Hella Coastal Raises a Pint to Inclusion, Diversity

The Oakland brewery’s latest collaboration with other Black-owned beermakers celebrates civil rights icons.

The first thing one notices about the can — after it’s bright lime-green color — is the intense stare of writer and activist James Baldwin. One of America’s most celebrated thinkers, Baldwin is joined by three other Black icons and Civil Rights leaders, each looking out from their own brightly colored vessel.

Together, they comprise the latest collaboration between Oakland’s Hella Coastal Brewery and three other regional breweries — Fresno’s Full Circle Brewing Company, Sacramento’s Oak Park Brewing Company, and San Francisco’s Hunters Point Brewing Company — all four of which are Black-owned.

The eye-catching IPA four-pack, designed by Oakland artist Milton Bowens, features the faces of Baldwin, Ella Josephine Baker, Fannie Lou Hammer, and Fred Hampton — and each carries an accompanying quote.
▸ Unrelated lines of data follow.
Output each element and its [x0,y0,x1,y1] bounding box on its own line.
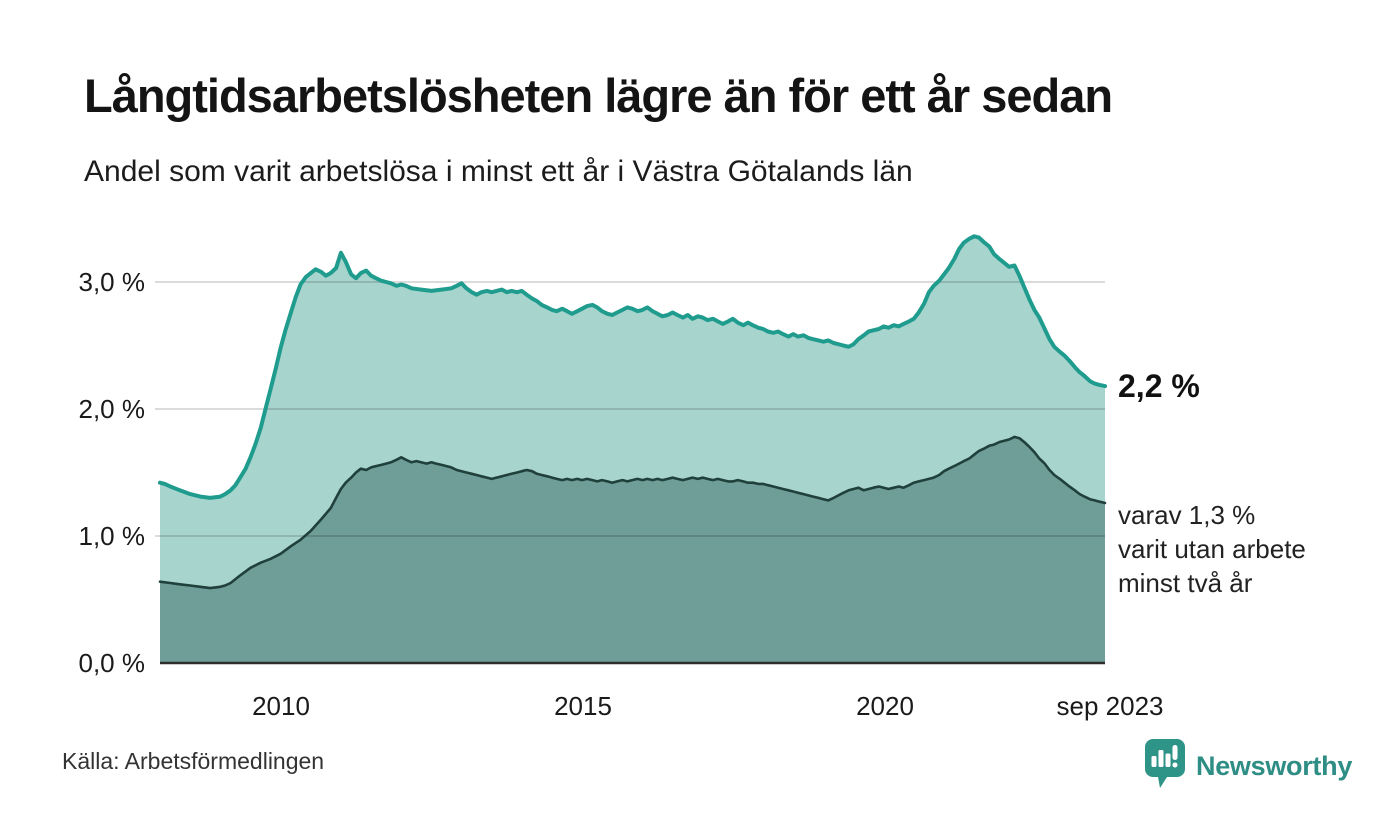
newsworthy-logo: Newsworthy [1144,736,1394,796]
y-tick-label-0: 0,0 % [78,648,146,678]
y-tick-label-1: 1,0 % [78,521,146,551]
newsworthy-logo-text: Newsworthy [1196,750,1353,781]
subseries-label-line3: minst två år [1118,568,1253,598]
logo-bar-2 [1158,750,1164,767]
y-tick-label-3: 3,0 % [78,267,146,297]
chart-gridlines [155,281,1105,537]
area-series-1 [160,436,1105,663]
logo-exclamation-dot [1172,762,1178,768]
x-tick-label-2015: 2015 [554,691,612,721]
latest-value-label: 2,2 % [1118,368,1200,404]
logo-exclamation-bar [1172,745,1178,760]
subseries-label-line2: varit utan arbete [1118,534,1306,564]
source-credit: Källa: Arbetsförmedlingen [62,748,325,774]
chart-lines [158,234,1107,590]
logo-bubble-shape [1145,739,1185,788]
chart-areas [160,236,1105,664]
line-series-0 [158,234,1107,500]
page-title: Långtidsarbetslösheten lägre än för ett … [84,69,1113,122]
logo-bar-1 [1151,756,1157,767]
x-tick-label-2020: 2020 [856,691,914,721]
x-tick-label-sep-2023: sep 2023 [1056,691,1164,721]
logo-bar-3 [1165,753,1171,767]
x-tick-label-2010: 2010 [252,691,310,721]
subseries-label-line1: varav 1,3 % [1118,500,1256,530]
y-tick-label-2: 2,0 % [78,394,146,424]
newsworthy-logo-icon [1145,739,1185,788]
line-series-1 [158,435,1107,590]
page-subtitle: Andel som varit arbetslösa i minst ett å… [84,155,913,188]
They arrive in time to mark Black History Month and to be enjoyed during California Craft Beer Week.

Hella Coastal Brewery is about more than just beer. Founders Mario Benjamin and Chaz Hubbard’s mission is to use the designs on the packaging to increase awareness and education around race and diversity.

“I know that we’re making beer,” Benjamin says. “But at the same time, it’s a lot of people that are drinking this stuff and they’re not being educated.” Benjamin is referring to what he sees as a general lack of understanding of the contributions Black people have made to the craft industry.
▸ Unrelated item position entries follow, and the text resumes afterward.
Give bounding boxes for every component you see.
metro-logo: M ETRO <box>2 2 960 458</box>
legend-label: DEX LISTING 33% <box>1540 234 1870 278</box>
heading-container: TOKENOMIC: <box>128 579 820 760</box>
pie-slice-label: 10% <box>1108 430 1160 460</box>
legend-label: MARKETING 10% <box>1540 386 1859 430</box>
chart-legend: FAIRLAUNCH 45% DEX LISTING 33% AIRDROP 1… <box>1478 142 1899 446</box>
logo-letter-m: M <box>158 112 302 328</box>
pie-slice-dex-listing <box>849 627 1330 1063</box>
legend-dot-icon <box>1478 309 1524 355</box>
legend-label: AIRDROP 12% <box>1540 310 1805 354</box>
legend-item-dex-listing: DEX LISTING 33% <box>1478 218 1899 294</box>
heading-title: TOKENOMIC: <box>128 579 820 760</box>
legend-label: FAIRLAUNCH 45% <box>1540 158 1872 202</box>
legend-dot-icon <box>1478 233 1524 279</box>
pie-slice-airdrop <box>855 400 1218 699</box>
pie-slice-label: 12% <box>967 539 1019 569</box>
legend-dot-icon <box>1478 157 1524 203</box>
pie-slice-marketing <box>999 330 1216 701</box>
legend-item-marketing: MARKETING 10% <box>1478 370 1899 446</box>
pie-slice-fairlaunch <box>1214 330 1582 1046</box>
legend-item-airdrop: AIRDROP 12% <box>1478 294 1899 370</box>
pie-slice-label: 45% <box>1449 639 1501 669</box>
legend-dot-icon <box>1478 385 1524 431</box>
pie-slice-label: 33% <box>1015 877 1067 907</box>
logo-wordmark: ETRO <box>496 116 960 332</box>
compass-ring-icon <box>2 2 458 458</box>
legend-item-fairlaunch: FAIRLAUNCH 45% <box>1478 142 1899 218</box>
There is a history of White owned and operated breweries releasing craft beers with likeness of rappers or naming brews after rap songs. In 2020, Evans Brewery released Wet Ass Pilsner — riding the coattails of Cardi B and Megan Thee Stallion’s internet-breaking summer jam, “WAP.” The product was packaged in a pink can and featured the cartoon image of a Black woman, licking a pineapple wedge. Back in 2015, MobCraft’s Sippin on G&J, played on Snoop Dogg’s 1993 hit “Gin & Juice,” and pictured a hop-headed, pig-tailed character leaning against a lowrider Impala.

Benjamin recalls a time when he and friends went to breweries and saw that there was a disconnect with the breweries, the patrons, and the environment where the beer was served. “We’ll see a lot of culture appropriation,” Benjamin says. “Either with the music or the art on the wall, or even with some of the styles of beer, maybe named a certain way. But the thing is that the patrons were never really respecting where they came from.” Using images from rap culture without involving the people who create it in the manufacturing or distribution process, is textbook cultural appropriation.
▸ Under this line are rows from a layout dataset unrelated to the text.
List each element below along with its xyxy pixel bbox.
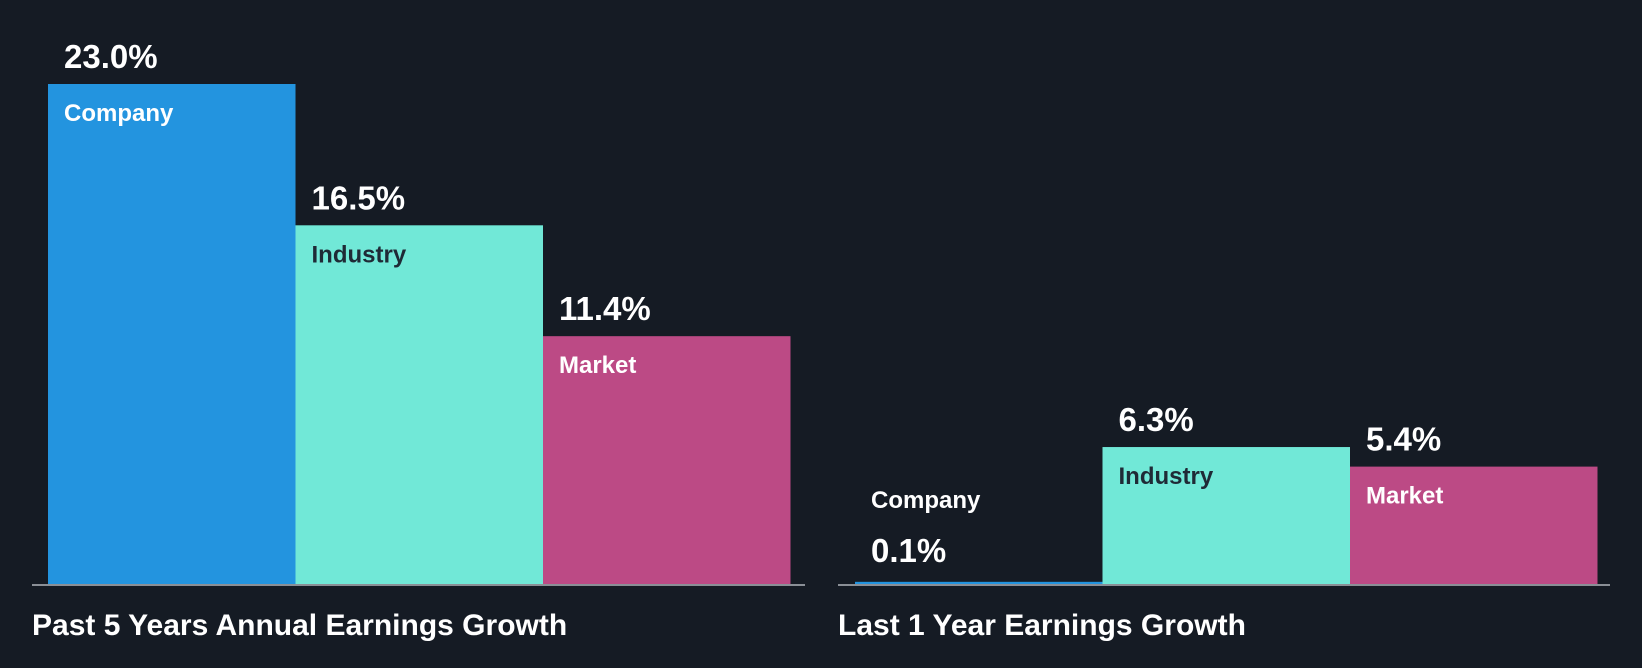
category-label-industry: Industry: [312, 241, 407, 268]
bar-company: [48, 84, 296, 584]
chart-panels: Company 23.0% Industry 16.5% Market 11.4% Past…: [32, 38, 1610, 642]
category-label-company: Company: [64, 100, 174, 127]
bar-company: [855, 581, 1103, 584]
category-label-industry: Industry: [1119, 463, 1214, 490]
value-label-market: 5.4%: [1366, 421, 1441, 458]
panel-1: Company 23.0% Industry 16.5% Market 11.4% Past…: [32, 38, 805, 642]
category-label-company: Company: [871, 487, 981, 514]
value-label-industry: 6.3%: [1119, 401, 1194, 438]
chart-title: Past 5 Years Annual Earnings Growth: [32, 609, 567, 642]
bar-market: [1350, 466, 1598, 584]
bar-market: [543, 336, 791, 584]
panel-2: Company 0.1% Industry 6.3% Market 5.4% Last 1 …: [838, 401, 1610, 642]
chart-title: Last 1 Year Earnings Growth: [838, 609, 1246, 642]
bar-industry: [1102, 447, 1350, 584]
value-label-industry: 16.5%: [312, 179, 406, 216]
category-label-market: Market: [559, 352, 636, 379]
value-label-market: 11.4%: [559, 290, 651, 327]
bar-industry: [295, 225, 543, 584]
value-label-company: 0.1%: [871, 532, 946, 569]
category-label-market: Market: [1366, 483, 1443, 510]
value-label-company: 23.0%: [64, 38, 158, 75]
Black breweries using Civil Rights activists on the can serves as a reminder there are other stories to tell — and that Black and brown people not only enjoy craft beer, but produce it as well.

According to Benjamin, there are only 60 Black-owned breweries nationwide. “We are pushing diversity, equity, and inclusion where we [Black breweries] make up just over 60 [breweries] out of 8,000.” (As of 2019, there were an estimated 8,275 breweries in the U.S., according to the beverage trade publication beveragedaily.com.) As craft beer has become more popular, brewers like him have watched the industry become a space that has little representation for people of color.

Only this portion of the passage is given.